Да, насчет биолога мой хозяин ошибся. Но теперь, живя в Москве, проходя по ее улицам, оглядывая новенькие свежепостроенные здания, дивясь появляющимся скульптурным красотам, я понимаю – во многом мой сахалинский хозяин был прав. Строитель – это сила. Жаль, не добрался мой хозяин до Москвы в восьмидесятые… Водка проклятая… А то бы и у меня были связи в руководстве. Теперь я в это верю.
Я называю это надеждой на будущее.
2004
Опиум для народа
Дни моего сахалинского заключения подходили к концу. Благодаря жесткой экономической политике, которую я проводил, у меня оставалось еще 47 копеек. В предпоследний день я решил устроить себе праздник, купил батон хлеба и пачку беломора – и блаженствовал, поедая хлеб и любуясь дымными кольцами.
Наутро я должен был уезжать. Я собрал рюкзак и пошел в комнату к хозяину, дабы поблагодарить его за гостеприимство и тепло попрощаться.
Хозяин был мрачен. Он тоже собирался – на полу стоял распахнутый огромный чемодан с вещами, а сам он сосредоточенно точил нож. Дело такое, хозяйственное – чистит себе человек ружье, правит топор или нож точит, – я не обратил на это внимания. Стараясь не обращать внимания на настроение хозяина и не заморачиваться в последние часы, я поблагодарил его и собрался уйти – мне приятнее было посидеть часа три на аэродроме.
Однако хозяин остановил меня. «На вот, прочти, – сунул он мне в руки листок. – Может, ты лучше разберешь». Из дальнейшего выяснилось, что у моего хозяина была мать. Старушка жила в Красноярске, на старости лет она подалась в «христианки», как выразился мой хозяин, и стала писать сыну бесконечные письма, уговаривая его бросить пить, остепениться и обрести истинную веру. В письмах были тексты молитв и материнские наставления.
Мать составляла трагедию жизни моего хозяина. Еще несколько лет назад, когда он был прорабом, эти письма способствовали его увольнению – как же иначе. Разве может быть прорабом человек, у которого мать – христианка!? Я осторожно поинтересовался, каким образом письма, адресованные лично ему, могли сказаться на столь важных общественных материях. Хозяин высмеял меня, объяснив, что он, как человек органов, хоть и демобилизованный, но духовно породненный, не прекращающий внутренне служить Родине, знакомый с чинами и тут и на материке, – уж он-то доподлинно знает, сколько человек и где конкретно читают личные письма.
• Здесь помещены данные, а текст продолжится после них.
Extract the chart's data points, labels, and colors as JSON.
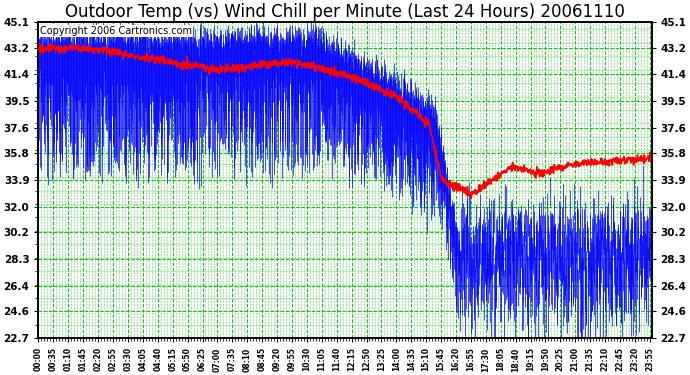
{
  "title": "Outdoor Temp (vs) Wind Chill per Minute (Last 24 Hours) 20061110",
  "copyright": "Copyright 2006 Cartronics.com",
  "yticks": [
    45.1,
    43.2,
    41.4,
    39.5,
    37.6,
    35.8,
    33.9,
    32.0,
    30.2,
    28.3,
    26.4,
    24.6,
    22.7
  ],
  "ymin": 22.7,
  "ymax": 45.1,
  "bg_color": "#ffffff",
  "plot_bg_color": "#ffffff",
  "grid_color": "#00cc00",
  "temp_color": "#0000ff",
  "windchill_color": "#ff0000",
  "title_fontsize": 12,
  "copyright_fontsize": 7
}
Он совершенно уверен, что именно эти письма, порочащие его личную жизнь и биографию, закрыли ему карьеру в высшие эшелоны власти. Он писал матери много лет – ругал, требовал бросить христианство, требовал перестать писать ему письма, угрожал. Но мать упряма, и вот – опять. Ты читай, приказал хозяин.
На листочке из школьной тетрадки в косую линеечку были пожелания дорогому сыночку не болеть, пить меньше, быть всегда здоровым, о чем его мать неустанно молится, и несколько молитв – их старушка специально узнала, они помогают всем, даже не верующим, и пусть сыночек их повторяет хоть раз-два в день, это обязательно скажется. Судя по оборотам письма и молитвенным формулам, я заподозрил, что «христианка» была баптисткой, но сын таких незначимых тонкостей не различал.